Que é isso? – Aonde se foram? Voaram? Como!

Foi-se o tesouro!

Foi-me abstraída a posse única e rara,

A alma sem par, que se penhorara,

E pra dar queixa agora, aonde, a quem me dirijo?

De quem meu bom direito exijo?

MEFISTÓFELES - Goethe

Resumo: A rotina de graves violações dos direitos humanos no Presídio Urso Branco – Porto Velho/RO tem ocupado por tempo demais a “consciência social”. Não é possível que todo ano nós tenhamos o país denunciado nas cortes internacionais de direitos humanos, pelo descaso ou conivência das autoridades do Executivo e do Judiciário. Na verdade, o que se passa neste presídio revela o que ocorre na sociedade – os níveis de consciência e de responsabilidade pública indicam o estágio em que se encontram as relações sociais no conjunto do processo civilizatório.

Palavras-chave: Estado de Direito; direitos humanos; criminalização das relações sociais; Estado Penal.


Na fase atual da Modernidade Tardia, o processo civilizatório indica o aprofundamento que o humanismo atinge no mais amplo contexto social e cultural. Desse modo, se os presos são tratados pior do que os animais silvestres, caçados ilegalmente, é certo que as pessoas do lado de cá das grades não recebem comendas de convivialidade. Não é apenas uma questão formal de cumprimento e respeito ao Estado de Direito, pois trata-se de garantir que a dignidade humana esteja presente no cotidiano do homem médio. A tarefa civilizatória, se e quando cumprida, trará reflexos no não-desmatamento, na punição da violência contra a mulher, no combate ao trabalho informal.
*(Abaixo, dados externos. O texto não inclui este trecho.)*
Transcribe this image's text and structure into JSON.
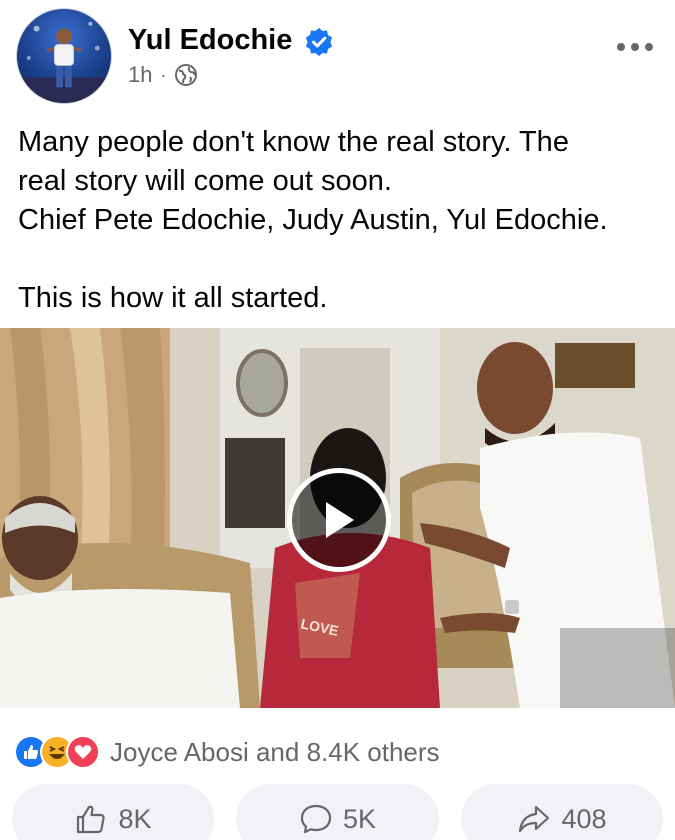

O cumprimento dos direitos humanos, como processo civilizatório, trará reflexos para a qualidade da educação e da saúde (pode um homem soltar vermes pelo nariz, dentro do hospital João Paulo II, sem que ninguém seja responsabilizado?1).

No sentido inverso, o cumprimento dos direitos humanos fundamentais implica em dizer que seremos pessoas melhores, mais “iluminadas pela razão”, inibindo nossa própria violência. Em todos os casos de graves violações, se o Judiciário não pune os responsáveis é conivente com a barbárie. O que se passa no Urso Branco é um termômetro do que acontece com o povo em todas as áreas significativas de sua vida, quando se depara com o trabalho escravo, com a prostituição infantil, com os homicídios encomendados. A negação dos direitos humanos fundamentais também está presente na inexistência do saneamento básico, quando o povo é condenado a beber água contaminada, quando se depara com a corrupção endêmica que condena milhares de pessoas à morte antecipada, quando é defrontado com o genocídio indígena2, quando o preso não tem assessoria jurídica ou é torturado e morto.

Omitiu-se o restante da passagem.